Over the years, Megamind and Metro Man have had countless battles, with the villain often kidnapping news reporter Roxanne Richie (Tina Fey) or threatening the city, and Metro Man always stopping him. One day, Megamind seems to accomplish the impossible, and seemingly kills Metro Man during one of his attempted rescues of Roxanne.

With Metro Man out of the picture, Mega Mind takes control of the city, though he doesn’t really know what to do with it. Megamind was only ever thrown into the role of villain out of circumstance, and never knew what to do if he got what he thought he wanted. Without a hero to fight, Megamind loses his purpose in life, and begins to have an identity crises.

During his downward spiral, Megamind, along with his aptly-named henchman, Minion (David Cross), concoct a plan to create a new hero for Metro City. Using some of Metro Man’s DNA, the duo plan to use Roxie’s cameraman Hal Stewart (Jonah Hill) as their subject. But the plan backfires when Hal turns out to be a selfish, irresponsible jerk, using his powers to become the new villain of the city, leaving Megamind with a huge dilemma on his shoulders.

It’s a fun and simple setup. Placing the super villain in the central role of a super hero parody may not sound entirely original, but the film does a great job at delivering comedy out of its premise, as well as making Megamind a surprisingly sympathetic character.
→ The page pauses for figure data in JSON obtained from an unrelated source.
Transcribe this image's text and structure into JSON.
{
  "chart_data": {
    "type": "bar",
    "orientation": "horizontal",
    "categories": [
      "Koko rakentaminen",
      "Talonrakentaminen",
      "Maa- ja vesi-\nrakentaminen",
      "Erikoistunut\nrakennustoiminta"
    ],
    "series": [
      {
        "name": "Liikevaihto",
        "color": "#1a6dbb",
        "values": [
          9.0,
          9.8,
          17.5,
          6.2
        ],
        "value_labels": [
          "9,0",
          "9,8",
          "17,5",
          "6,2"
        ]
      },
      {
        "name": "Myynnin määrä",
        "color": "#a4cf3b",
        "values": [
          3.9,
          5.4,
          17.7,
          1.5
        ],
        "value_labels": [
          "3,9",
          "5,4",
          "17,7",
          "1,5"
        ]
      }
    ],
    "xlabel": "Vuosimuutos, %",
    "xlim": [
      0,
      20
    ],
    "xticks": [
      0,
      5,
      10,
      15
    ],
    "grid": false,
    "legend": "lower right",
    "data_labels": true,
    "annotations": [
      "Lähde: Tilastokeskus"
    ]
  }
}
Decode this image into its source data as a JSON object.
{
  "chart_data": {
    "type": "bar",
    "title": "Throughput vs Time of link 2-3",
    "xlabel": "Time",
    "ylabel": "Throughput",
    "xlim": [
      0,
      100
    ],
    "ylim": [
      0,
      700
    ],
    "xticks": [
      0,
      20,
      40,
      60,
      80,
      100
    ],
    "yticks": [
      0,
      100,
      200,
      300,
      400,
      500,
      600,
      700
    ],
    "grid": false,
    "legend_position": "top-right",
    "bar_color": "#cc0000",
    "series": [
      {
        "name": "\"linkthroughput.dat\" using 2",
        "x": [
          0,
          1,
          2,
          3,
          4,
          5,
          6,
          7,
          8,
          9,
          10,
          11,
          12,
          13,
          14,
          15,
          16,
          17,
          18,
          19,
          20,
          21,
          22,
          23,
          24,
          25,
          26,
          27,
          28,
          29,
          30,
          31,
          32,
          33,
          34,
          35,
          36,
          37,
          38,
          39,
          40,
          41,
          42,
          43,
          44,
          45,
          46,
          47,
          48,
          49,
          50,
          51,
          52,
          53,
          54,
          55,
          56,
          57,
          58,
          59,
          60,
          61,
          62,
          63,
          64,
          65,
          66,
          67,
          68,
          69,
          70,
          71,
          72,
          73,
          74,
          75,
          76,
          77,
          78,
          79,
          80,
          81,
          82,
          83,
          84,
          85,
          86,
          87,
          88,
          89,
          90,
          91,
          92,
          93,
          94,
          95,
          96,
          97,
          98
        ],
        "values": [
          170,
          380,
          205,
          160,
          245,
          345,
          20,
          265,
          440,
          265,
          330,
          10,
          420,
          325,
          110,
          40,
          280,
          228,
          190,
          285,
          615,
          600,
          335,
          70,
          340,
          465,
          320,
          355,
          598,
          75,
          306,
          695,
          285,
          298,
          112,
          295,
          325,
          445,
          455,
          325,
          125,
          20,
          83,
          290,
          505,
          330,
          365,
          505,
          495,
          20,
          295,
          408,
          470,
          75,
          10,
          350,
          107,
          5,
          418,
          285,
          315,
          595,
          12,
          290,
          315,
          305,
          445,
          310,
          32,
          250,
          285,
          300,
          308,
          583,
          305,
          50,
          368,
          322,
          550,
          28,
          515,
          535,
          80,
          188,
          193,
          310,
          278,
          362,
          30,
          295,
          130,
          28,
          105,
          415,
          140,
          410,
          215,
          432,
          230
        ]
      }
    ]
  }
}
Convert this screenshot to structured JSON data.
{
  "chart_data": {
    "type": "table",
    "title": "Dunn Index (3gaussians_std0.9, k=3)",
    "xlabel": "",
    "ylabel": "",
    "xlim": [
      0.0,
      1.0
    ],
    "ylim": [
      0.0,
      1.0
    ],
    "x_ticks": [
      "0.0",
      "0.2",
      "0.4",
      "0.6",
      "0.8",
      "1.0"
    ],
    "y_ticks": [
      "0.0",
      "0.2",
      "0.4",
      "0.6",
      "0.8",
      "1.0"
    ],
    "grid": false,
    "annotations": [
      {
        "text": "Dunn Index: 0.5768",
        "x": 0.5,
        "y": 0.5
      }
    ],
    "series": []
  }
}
The film has a lot of fun playing up super hero tropes, while also having some good fun with Megamind’s alien ways (one of the film’s best running gags is Megamind’s constant mispronunciations). But it also does a great job at giving its titular blue villain a pretty heartfelt story arch. Though the other characters aren’t nearly as well fleshed-out, they still prove memorable in their own right (Hal is probably a more properly hatable villain than most of those found in the recent Marvel films).

Megamind also boasts some great visuals, with the caricatured character designs holding up a bit better than the Dreamworks features that try a more realistic approach. Metro City is also impressively realized, boasting a scope and set pieces that rival those found in live-action super hero films.

Admittedly, their aren’t a whole lot of major complaints to be had with the film. Primarily, it’s a bit on the predictable side, and as stated, even a parody of the super hero genre doesn’t change things from being another entry in such an exhausted genre, and the film lacks enough newness to elevate it beyond that.

One character complaint to be had is with Metro Man himself. The film does a great job at making him a showman who enjoys his place in the spotlight and schmoozing the crowds. But – without spoiling any specifics – the film later robs him of the more heroic attributes he does have after certain story revelations. Under certain circumstances it might work, but the film fails to make a compelling reason for us to still care about the character, despite an attempt at explaining his actions.

On the whole, Megamind is a very fun movie, and certainly better than its reputation suggests. It treads a lot of familiar ground, but its sharp writing and well-developed main character put it on the better end of the Dreamworks Animation scale.